Monday, May 3, 2010

Sembler legislation could be much worse

Bluffton Today

As mentioned in last week’s column, the Sembler deal returned from the Senate and spent a day in the House Economic Development Subcommittee, which I chair, and emerged with exactly the three changes I promised.

The bill includes the environmental component that essentially mirrors the highly regarded Beaufort County Stormwater Management Ordinance. This feature will provide meaningful protection for the headwaters of the already impaired Okatie River regardless of what final configuration the Okatie Crossing project assumes. I am indebted to the Coastal Conservation League for their invaluable work on this part of the bill.

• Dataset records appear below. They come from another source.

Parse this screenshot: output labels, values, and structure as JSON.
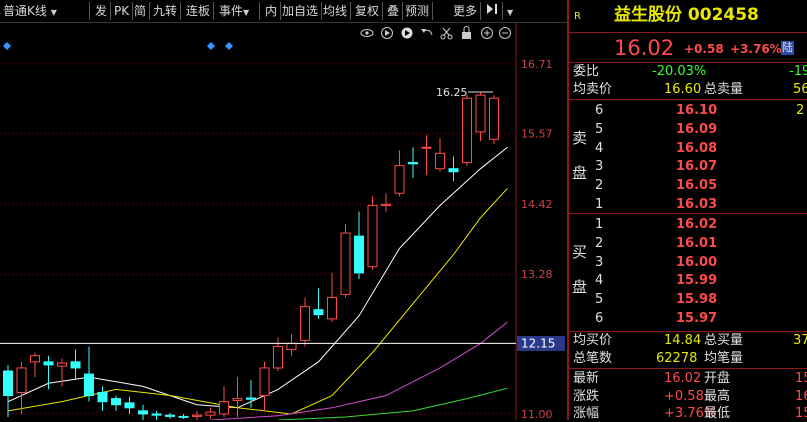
{
  "toolbar": {
    "items": [
      "普通K线",
      "发",
      "PK",
      "简",
      "九转",
      "连板",
      "事件",
      "内",
      "加自选",
      "均线",
      "复权",
      "叠",
      "预测",
      "更多"
    ]
  },
  "icons": [
    "eye-icon",
    "replay-icon",
    "play-icon",
    "undo-icon",
    "scissors-icon",
    "lock-icon",
    "zoom-in-icon",
    "zoom-out-icon"
  ],
  "chart_data": {
    "type": "candlestick",
    "y_ticks": [
      "16.71",
      "15.57",
      "14.42",
      "13.28",
      "12.15",
      "11.00"
    ],
    "ylim": [
      10.95,
      17.05
    ],
    "current_price_label": "12.15",
    "high_annotation": "16.25",
    "candles": [
      {
        "o": 11.7,
        "c": 11.3,
        "h": 11.8,
        "l": 10.95
      },
      {
        "o": 11.35,
        "c": 11.75,
        "h": 11.85,
        "l": 11.0
      },
      {
        "o": 11.85,
        "c": 11.95,
        "h": 12.0,
        "l": 11.6
      },
      {
        "o": 11.85,
        "c": 11.8,
        "h": 11.95,
        "l": 11.4
      },
      {
        "o": 11.78,
        "c": 11.83,
        "h": 11.9,
        "l": 11.45
      },
      {
        "o": 11.85,
        "c": 11.75,
        "h": 12.05,
        "l": 11.55
      },
      {
        "o": 11.65,
        "c": 11.3,
        "h": 12.1,
        "l": 11.2
      },
      {
        "o": 11.35,
        "c": 11.2,
        "h": 11.45,
        "l": 11.05
      },
      {
        "o": 11.25,
        "c": 11.15,
        "h": 11.3,
        "l": 11.05
      },
      {
        "o": 11.18,
        "c": 11.1,
        "h": 11.28,
        "l": 11.0
      },
      {
        "o": 11.05,
        "c": 11.0,
        "h": 11.15,
        "l": 10.9
      },
      {
        "o": 11.0,
        "c": 10.98,
        "h": 11.05,
        "l": 10.9
      },
      {
        "o": 10.98,
        "c": 10.96,
        "h": 11.02,
        "l": 10.92
      },
      {
        "o": 10.96,
        "c": 10.95,
        "h": 11.0,
        "l": 10.92
      },
      {
        "o": 10.96,
        "c": 10.98,
        "h": 11.05,
        "l": 10.9
      },
      {
        "o": 10.98,
        "c": 11.03,
        "h": 11.1,
        "l": 10.92
      },
      {
        "o": 11.0,
        "c": 11.2,
        "h": 11.45,
        "l": 10.95
      },
      {
        "o": 11.22,
        "c": 11.25,
        "h": 11.6,
        "l": 10.95
      },
      {
        "o": 11.26,
        "c": 11.24,
        "h": 11.55,
        "l": 11.1
      },
      {
        "o": 11.3,
        "c": 11.75,
        "h": 11.85,
        "l": 11.05
      },
      {
        "o": 11.75,
        "c": 12.1,
        "h": 12.25,
        "l": 11.7
      },
      {
        "o": 12.05,
        "c": 12.15,
        "h": 12.3,
        "l": 11.95
      },
      {
        "o": 12.2,
        "c": 12.75,
        "h": 12.9,
        "l": 12.1
      },
      {
        "o": 12.7,
        "c": 12.62,
        "h": 13.05,
        "l": 12.55
      },
      {
        "o": 12.55,
        "c": 12.9,
        "h": 13.3,
        "l": 12.5
      },
      {
        "o": 12.95,
        "c": 13.95,
        "h": 14.1,
        "l": 12.9
      },
      {
        "o": 13.9,
        "c": 13.3,
        "h": 14.3,
        "l": 13.2
      },
      {
        "o": 13.4,
        "c": 14.4,
        "h": 14.55,
        "l": 13.35
      },
      {
        "o": 14.4,
        "c": 14.42,
        "h": 14.6,
        "l": 14.3
      },
      {
        "o": 14.6,
        "c": 15.05,
        "h": 15.3,
        "l": 14.55
      },
      {
        "o": 15.1,
        "c": 15.08,
        "h": 15.35,
        "l": 14.85
      },
      {
        "o": 15.35,
        "c": 15.35,
        "h": 15.55,
        "l": 14.9
      },
      {
        "o": 15.0,
        "c": 15.25,
        "h": 15.5,
        "l": 14.95
      },
      {
        "o": 15.0,
        "c": 14.95,
        "h": 15.2,
        "l": 14.8
      },
      {
        "o": 15.1,
        "c": 16.15,
        "h": 16.2,
        "l": 15.05
      },
      {
        "o": 15.6,
        "c": 16.2,
        "h": 16.25,
        "l": 15.45
      },
      {
        "o": 15.48,
        "c": 16.15,
        "h": 16.2,
        "l": 15.4
      }
    ],
    "ma_lines": [
      {
        "color": "#ffffff",
        "points": [
          [
            0,
            11.2
          ],
          [
            3,
            11.5
          ],
          [
            6,
            11.6
          ],
          [
            10,
            11.45
          ],
          [
            14,
            11.15
          ],
          [
            17,
            11.1
          ],
          [
            20,
            11.4
          ],
          [
            23,
            11.85
          ],
          [
            26,
            12.6
          ],
          [
            29,
            13.7
          ],
          [
            32,
            14.4
          ],
          [
            35,
            15.0
          ],
          [
            37,
            15.35
          ]
        ]
      },
      {
        "color": "#e8e800",
        "points": [
          [
            0,
            11.05
          ],
          [
            4,
            11.2
          ],
          [
            8,
            11.4
          ],
          [
            12,
            11.3
          ],
          [
            17,
            11.1
          ],
          [
            21,
            11.0
          ],
          [
            24,
            11.3
          ],
          [
            27,
            12.0
          ],
          [
            30,
            12.8
          ],
          [
            33,
            13.6
          ],
          [
            35,
            14.2
          ],
          [
            37,
            14.68
          ]
        ]
      },
      {
        "color": "#d24cd2",
        "points": [
          [
            15,
            10.9
          ],
          [
            20,
            10.97
          ],
          [
            24,
            11.1
          ],
          [
            28,
            11.3
          ],
          [
            32,
            11.75
          ],
          [
            35,
            12.15
          ],
          [
            37,
            12.5
          ]
        ]
      },
      {
        "color": "#33dd33",
        "points": [
          [
            20,
            10.9
          ],
          [
            25,
            10.95
          ],
          [
            30,
            11.05
          ],
          [
            34,
            11.25
          ],
          [
            37,
            11.42
          ]
        ]
      }
    ]
  },
  "quote": {
    "badge": "R",
    "title": "益生股份 002458",
    "price": "16.02",
    "change": "+0.58",
    "change_pct": "+3.76%",
    "market_tag": "陆",
    "weibi_label": "委比",
    "weibi_value": "-20.03%",
    "weibi_diff": "-19",
    "avg_sell_label": "均卖价",
    "avg_sell_value": "16.60",
    "total_sell_label": "总卖量",
    "total_sell_value": "56",
    "sell_side_label": [
      "卖",
      "盘"
    ],
    "sells": [
      {
        "lvl": "6",
        "price": "16.10",
        "vol": "2"
      },
      {
        "lvl": "5",
        "price": "16.09",
        "vol": ""
      },
      {
        "lvl": "4",
        "price": "16.08",
        "vol": ""
      },
      {
        "lvl": "3",
        "price": "16.07",
        "vol": ""
      },
      {
        "lvl": "2",
        "price": "16.05",
        "vol": ""
      },
      {
        "lvl": "1",
        "price": "16.03",
        "vol": ""
      }
    ],
    "buy_side_label": [
      "买",
      "盘"
    ],
    "buys": [
      {
        "lvl": "1",
        "price": "16.02",
        "vol": ""
      },
      {
        "lvl": "2",
        "price": "16.01",
        "vol": ""
      },
      {
        "lvl": "3",
        "price": "16.00",
        "vol": ""
      },
      {
        "lvl": "4",
        "price": "15.99",
        "vol": ""
      },
      {
        "lvl": "5",
        "price": "15.98",
        "vol": ""
      },
      {
        "lvl": "6",
        "price": "15.97",
        "vol": ""
      }
    ],
    "avg_buy_label": "均买价",
    "avg_buy_value": "14.84",
    "total_buy_label": "总买量",
    "total_buy_value": "37",
    "total_deals_label": "总笔数",
    "total_deals_value": "62278",
    "avg_lot_label": "均笔量",
    "stats": [
      {
        "label": "最新",
        "value": "16.02",
        "label2": "开盘",
        "value2": "15"
      },
      {
        "label": "涨跌",
        "value": "+0.58",
        "label2": "最高",
        "value2": "16"
      },
      {
        "label": "涨幅",
        "value": "+3.76%",
        "label2": "最低",
        "value2": "15"
      }
    ]
  },
  "colors": {
    "up": "#ff4a4a",
    "down": "#33ffff",
    "grid": "#6a1010",
    "axis": "#8a1a1a"
  }
}
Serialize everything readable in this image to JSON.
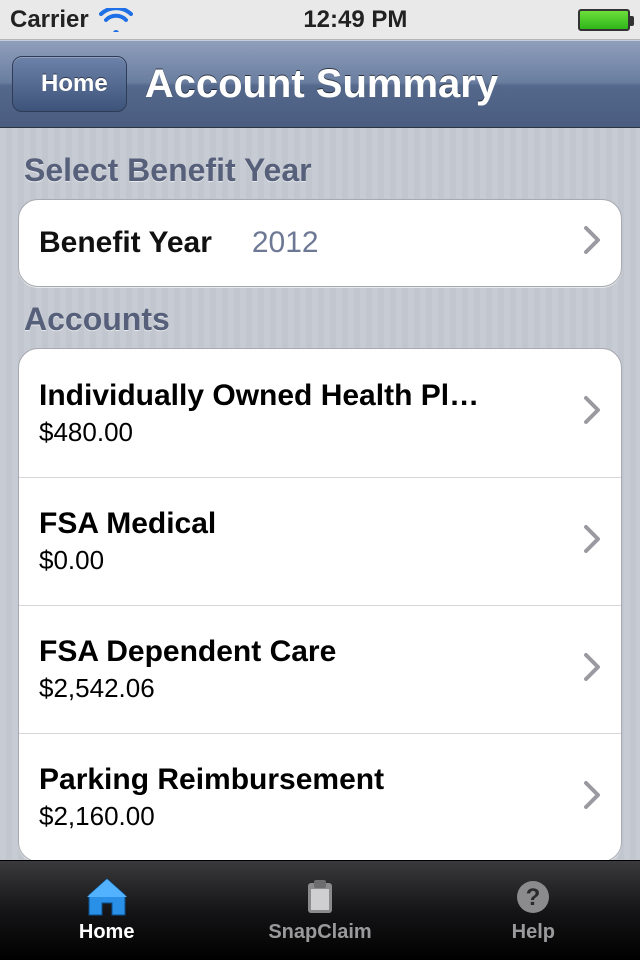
{
  "status": {
    "carrier": "Carrier",
    "time": "12:49 PM"
  },
  "nav": {
    "back_label": "Home",
    "title": "Account Summary"
  },
  "sections": {
    "select_year_header": "Select Benefit Year",
    "accounts_header": "Accounts"
  },
  "benefit_year": {
    "label": "Benefit Year",
    "value": "2012"
  },
  "accounts": [
    {
      "name": "Individually Owned Health Pl…",
      "amount": "$480.00"
    },
    {
      "name": "FSA Medical",
      "amount": "$0.00"
    },
    {
      "name": "FSA Dependent Care",
      "amount": "$2,542.06"
    },
    {
      "name": "Parking Reimbursement",
      "amount": "$2,160.00"
    }
  ],
  "tabs": {
    "home": "Home",
    "snapclaim": "SnapClaim",
    "help": "Help"
  }
}
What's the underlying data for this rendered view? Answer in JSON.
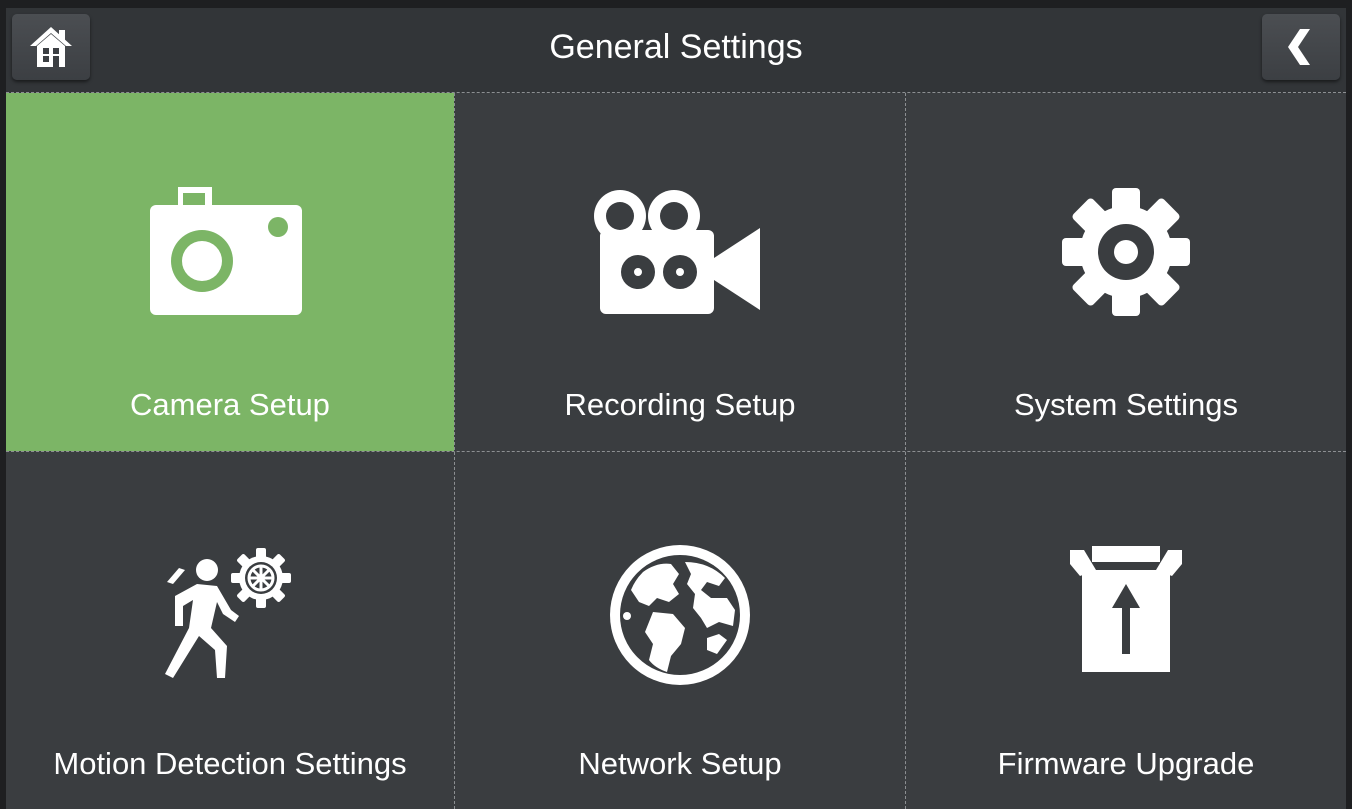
{
  "header": {
    "title": "General Settings",
    "home_icon": "home-icon",
    "back_icon": "chevron-left-icon"
  },
  "colors": {
    "background": "#3a3d40",
    "header": "#323538",
    "selected": "#7cb566",
    "text": "#ffffff"
  },
  "tiles": [
    {
      "label": "Camera Setup",
      "icon": "camera-icon",
      "selected": true
    },
    {
      "label": "Recording Setup",
      "icon": "video-camera-icon",
      "selected": false
    },
    {
      "label": "System Settings",
      "icon": "gear-icon",
      "selected": false
    },
    {
      "label": "Motion Detection Settings",
      "icon": "motion-detection-icon",
      "selected": false
    },
    {
      "label": "Network Setup",
      "icon": "globe-icon",
      "selected": false
    },
    {
      "label": "Firmware Upgrade",
      "icon": "firmware-upgrade-icon",
      "selected": false
    }
  ]
}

The second addition that came out of subcommittee is the local labor standards part of the deal. Some of the final language is being completed on this because as the bill transitioned in the Senate from a state incentive to local incentive format, the negotiations returned to the local entities: Hardeeville, Jasper County and the developer.

Unfortunately, if you read the article in one of our local news outlets, it was made to seem as though we rolled over and a lobbyist for Sembler wrote the agreement. Not remotely true. It was simply that the locals were back in charge.

The last change to the bill was the addition of an oversight committee to make certain that all agreed criteria are met before incentives are paid. This process will be ongoing for the life of the project, which is estimated at 30 years.

The evolution of this bill points to both strong and weak points in our legislative process.

The strength of our system is exemplified by the good work of Sen. Tom Davis in taking a House bill that had state tax incentives to support a local retail project and using the Senate process to modify the bill into a local option sales tax supporting local incentives for a local project. In my view, the three additional stipulations will make the bill, if passed in conference, a presentable piece of legislation — not great but not catastrophic.

The weakness of our system, of course, is made vivid by the fact that we essentially think we have to buy jobs for our citizens. Having said that, jobs are jobs, and they are necessary.

The one thing in this dynamic that did not change is the commitment of the Jasper County leadership to secure decent employment for their folks. Sen. Clementa Pinckney, Rep. Curtis Brantley and Rep. Kenneth Hodges, along with Mayor Bronco Bostick, are solid public servants and they are going to do what is necessary to create jobs. In fact, if the state sanctioned version of the Sembler bill is defeated, or sidetracked, there will be a local bill that will create a local option sales tax that will fund incentives for Sembler, or whomever will develop the Okatie Crossing site. Rep. Brantley was good enough to show me an outline of the bill.

If it comes to that, what will change? First of all, the environmental standards will revert to the Jasper County standards, such as they are. There will be no oversight committee, with no Beaufort County participation. We will witness and be affected by a project over which we have no effective control. Our aversion to a flawed process will have given us what we least desire.